Purpose: To develop a predictive model and software application that will estimate the growth of Listeria monocytogenes in Ready-to-Eat meats with different formulations and anti-microbial concentrations.
Methods: 18 experimental data sets describing microbial growth with different levels of moisture, NaCl, pH, and the antimicrobial e(Lm)inate LAD were used to develop the model, including controls. In experiments where growth was observed the Baranyi Roberts model was used, and a linear model was used where inactivation due to the use of antimicrobial was observed. Secondary modelling to examine the influence of formulation parameters involved the use of Locally Weighted Polynomial Regression (LOESS), and the final results were integrated into a web-based software application.

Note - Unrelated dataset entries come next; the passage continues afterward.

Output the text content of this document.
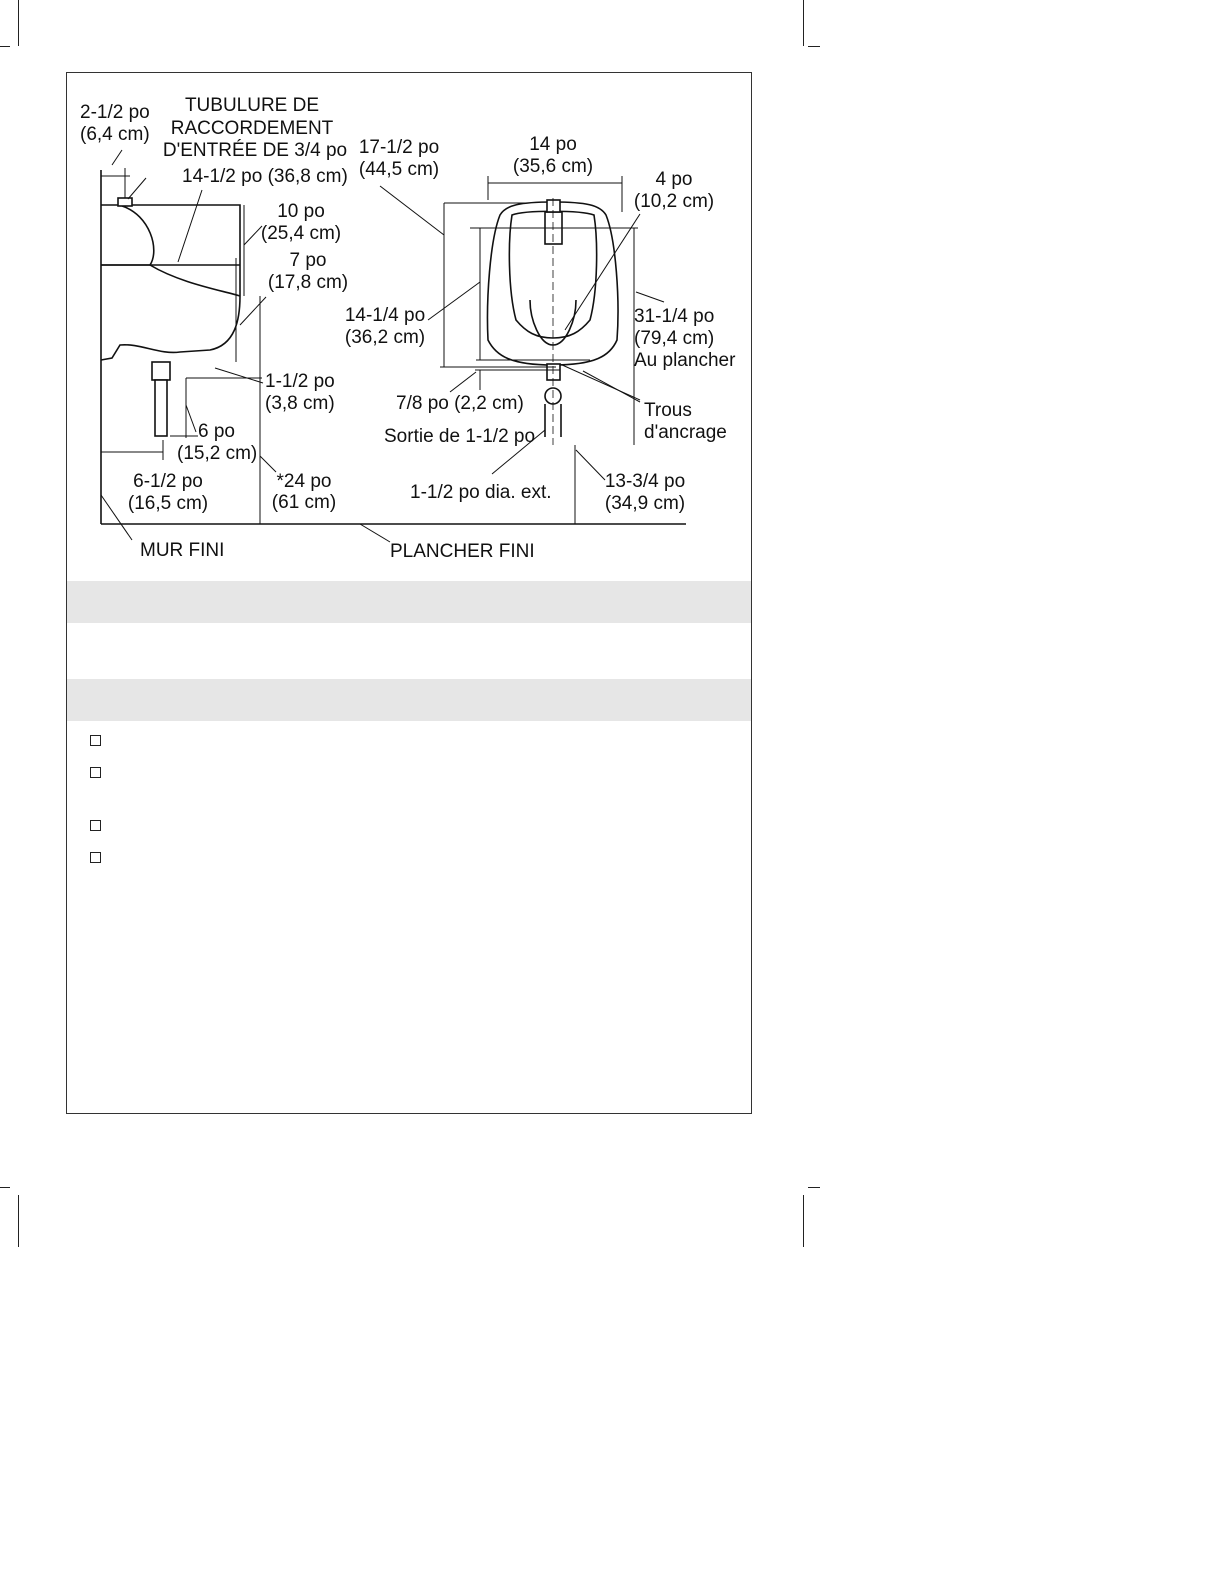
2-1/2 po
(6,4 cm)
TUBULURE DE
RACCORDEMENT
D'ENTRÉE DE 3/4 po
14-1/2 po (36,8 cm)
10 po
(25,4 cm)
7 po
(17,8 cm)
1-1/2 po
(3,8 cm)
6 po
(15,2 cm)
6-1/2 po
(16,5 cm)
*24 po
(61 cm)
MUR FINI	PLANCHER FINI
17-1/2 po
(44,5 cm)
14 po
(35,6 cm)
4 po
(10,2 cm)
14-1/4 po
(36,2 cm)
31-1/4 po
(79,4 cm)
Au plancher
7/8 po (2,2 cm)	Trous
d'ancrage
Sortie de 1-1/2 po
1-1/2 po dia. ext.
13-3/4 po
(34,9 cm)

Results: The LOESS method enabled the growth rate and lag time to be modelled simultaneously as functions of moisture, NaCl, pH and e(Lm)inate LAD concentration. Percentage accuracy and bias factors to assess model performance ranged from 0.01 - 4% for the growth rate and lag time, indicating good agreement with experimental data. The full range of experimental conditions was used as options in the final software application.
Significance: The work demonstrates the utility of predictive microbiology specifically for antimicrobial use in foods. By housing the model in a web-based software application, a food manufacturer can quickly assess the impact of different product formulations before carrying out any experimental work, saving on time and money and increasing product safety.